The prices we’re interested in hover below 6000$ in this case. This is fascinating: the miners are running their machines just to get a partial return on investment in their investment horizons. So is the 3000–3500$ mark where the situation grows critical? Not really. All fingers point towards this price being the equivalent of a Goldilocks zone, where retail miners are shaken out and machines are relocated to cheaper locations. The net effect is a stabilization in hashrate until there is a catalyst for the next price/hashrate increase.

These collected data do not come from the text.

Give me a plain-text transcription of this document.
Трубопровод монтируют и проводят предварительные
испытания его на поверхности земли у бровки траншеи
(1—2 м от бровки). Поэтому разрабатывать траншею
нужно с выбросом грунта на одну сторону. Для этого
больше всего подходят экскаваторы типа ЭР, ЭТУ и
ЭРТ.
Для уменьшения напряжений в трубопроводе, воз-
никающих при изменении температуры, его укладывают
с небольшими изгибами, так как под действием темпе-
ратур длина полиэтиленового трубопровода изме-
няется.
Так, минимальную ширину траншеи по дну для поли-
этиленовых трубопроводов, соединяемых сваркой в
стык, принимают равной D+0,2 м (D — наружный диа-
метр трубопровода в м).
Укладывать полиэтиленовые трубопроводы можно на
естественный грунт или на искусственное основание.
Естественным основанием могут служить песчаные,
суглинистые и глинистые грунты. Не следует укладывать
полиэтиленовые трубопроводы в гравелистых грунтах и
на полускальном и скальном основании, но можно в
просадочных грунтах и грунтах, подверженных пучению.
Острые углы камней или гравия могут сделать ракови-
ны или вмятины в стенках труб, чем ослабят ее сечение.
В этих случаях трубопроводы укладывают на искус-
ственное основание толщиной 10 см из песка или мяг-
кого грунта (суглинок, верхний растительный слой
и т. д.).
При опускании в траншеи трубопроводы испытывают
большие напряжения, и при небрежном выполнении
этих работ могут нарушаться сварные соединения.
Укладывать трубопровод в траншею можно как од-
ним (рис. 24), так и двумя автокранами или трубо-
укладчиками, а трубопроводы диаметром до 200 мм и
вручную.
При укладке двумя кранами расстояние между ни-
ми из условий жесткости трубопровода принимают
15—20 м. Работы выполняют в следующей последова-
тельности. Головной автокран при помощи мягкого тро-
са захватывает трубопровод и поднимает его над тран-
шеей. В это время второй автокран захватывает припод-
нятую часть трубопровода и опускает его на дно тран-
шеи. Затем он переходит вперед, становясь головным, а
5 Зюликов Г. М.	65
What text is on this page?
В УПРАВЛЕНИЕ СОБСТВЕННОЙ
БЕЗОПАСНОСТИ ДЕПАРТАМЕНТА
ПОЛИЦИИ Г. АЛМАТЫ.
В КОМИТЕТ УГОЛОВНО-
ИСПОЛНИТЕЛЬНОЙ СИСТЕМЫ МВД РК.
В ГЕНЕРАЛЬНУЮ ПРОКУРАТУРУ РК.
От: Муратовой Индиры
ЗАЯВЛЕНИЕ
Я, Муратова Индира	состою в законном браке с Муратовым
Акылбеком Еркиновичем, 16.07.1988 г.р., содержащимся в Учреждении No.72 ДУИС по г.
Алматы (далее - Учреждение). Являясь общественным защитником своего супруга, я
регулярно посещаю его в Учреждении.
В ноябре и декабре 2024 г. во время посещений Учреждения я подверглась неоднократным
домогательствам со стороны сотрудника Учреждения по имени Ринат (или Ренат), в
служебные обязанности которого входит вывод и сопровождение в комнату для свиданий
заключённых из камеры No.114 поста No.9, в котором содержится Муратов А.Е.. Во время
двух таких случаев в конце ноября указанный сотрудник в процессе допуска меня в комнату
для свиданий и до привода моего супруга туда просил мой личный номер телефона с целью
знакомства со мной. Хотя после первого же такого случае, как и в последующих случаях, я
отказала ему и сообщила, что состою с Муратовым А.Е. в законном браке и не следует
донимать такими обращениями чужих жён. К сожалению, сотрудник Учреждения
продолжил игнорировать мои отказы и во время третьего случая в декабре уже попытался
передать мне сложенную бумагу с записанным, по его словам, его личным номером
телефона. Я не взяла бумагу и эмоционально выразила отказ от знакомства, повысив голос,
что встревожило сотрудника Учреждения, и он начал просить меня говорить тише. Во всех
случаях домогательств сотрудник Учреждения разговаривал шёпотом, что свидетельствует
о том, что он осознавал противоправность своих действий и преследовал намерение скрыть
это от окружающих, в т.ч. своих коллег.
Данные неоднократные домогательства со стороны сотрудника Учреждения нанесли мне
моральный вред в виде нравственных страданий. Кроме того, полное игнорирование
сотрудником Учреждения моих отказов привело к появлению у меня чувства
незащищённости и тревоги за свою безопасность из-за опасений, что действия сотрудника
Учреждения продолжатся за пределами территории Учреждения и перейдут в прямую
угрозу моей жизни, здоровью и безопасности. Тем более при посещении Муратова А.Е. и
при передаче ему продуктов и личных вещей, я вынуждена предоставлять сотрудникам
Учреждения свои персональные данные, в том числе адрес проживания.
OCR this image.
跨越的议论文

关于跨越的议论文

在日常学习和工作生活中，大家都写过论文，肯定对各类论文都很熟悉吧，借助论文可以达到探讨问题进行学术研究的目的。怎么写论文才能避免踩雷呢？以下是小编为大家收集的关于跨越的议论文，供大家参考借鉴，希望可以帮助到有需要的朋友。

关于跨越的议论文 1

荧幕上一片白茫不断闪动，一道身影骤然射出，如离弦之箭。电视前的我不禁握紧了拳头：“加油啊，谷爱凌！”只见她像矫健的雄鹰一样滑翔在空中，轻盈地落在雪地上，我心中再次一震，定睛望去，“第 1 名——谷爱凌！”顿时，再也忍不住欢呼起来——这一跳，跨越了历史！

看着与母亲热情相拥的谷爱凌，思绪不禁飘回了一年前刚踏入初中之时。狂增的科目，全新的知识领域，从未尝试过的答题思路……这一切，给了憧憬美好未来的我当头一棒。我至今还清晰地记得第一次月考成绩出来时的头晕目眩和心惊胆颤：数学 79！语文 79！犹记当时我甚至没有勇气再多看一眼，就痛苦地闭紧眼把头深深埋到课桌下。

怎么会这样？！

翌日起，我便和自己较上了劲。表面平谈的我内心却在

The latest article by Bitmex Research gives a preliminary confirmation. The article provides an analysis of the daily revenue compared to electricity costs at 5 c/kWh as the benchmarks. We can see the price and hashrate stabilizing into a new equilibrium, with profit margins of c. 30%.
Market-wise, we’re finally shaking out miners both by forcing them to sell (the market has become saturated with ASIC’s) and to turn off the machines and hold on to them instead of dumping them on the market. The price of a regular ASIC has gone down by about 80% since the start of the year — one can buy used miners as low as 150$ with PSU included nowadays.
The hashrate is down 40% from 60 exahash/s (EH/s) to c. 35 EH/s at the time of writing. This is very similar to the LTC situation in 2014 than compared to BTC itself in 2015.
To put this into the hypothesis speak — hashrate is now finally following price, which would imply peak bear market, with stabilization imminent. Unfortunately we cannot draw any conclusion until we see a price stabilization, but the Litecoin analysis does give us some parallels to consider.
At a glance, the profitability of an average ASIC may seem fine, but one has to consider that most of the miner chips listed in the lower part of the table (industry standard) have a higher weight of the market than the rest of the market as a whole. The newer miners are mostly from the second half of 2018 with shipping dates of 3+ months away. Guess what happens with the miner in the meantime?!
There was also talk of Bitcoin cash hash wars stealing Bitcoin’s hashrate as the narrative for the hashrate drop. Consider the current hashrate for BCH, which is down to 1 EH/s, from a stable range of 4–5 EH/s. This is only a single digit percentage of the Bitcoin hashrate. Therefore we can conclude that the BCH split into BCH SV and BCH ABC did not have any significant impact and didn’t steal hashrate from the Bitcoin network.
Let’s reiterate . There is a larger group of very smart people in the market who survived 2014/2015. Now, in the next bear market, there will be an even larger group of people who will have survived 2018(2019?) bear market. Market participants learn. Mining is one of the freest markets out there. This means it is antifragile — when it gets wounded, it heals back stronger.
The conclusion from part 1
We have a simple problem that cannot be fixed — we don’t have enough data on the cryptocurrency market cycles. Now we are going through only the second proper Bitcoin bear market.
From what we have seen so far, hashrate follows price at the end of a bear market. Price follows hashrate at the beginning of a bull market. We will be testing this further in the next part of the article, where we will be looking at DASH and Ethereum.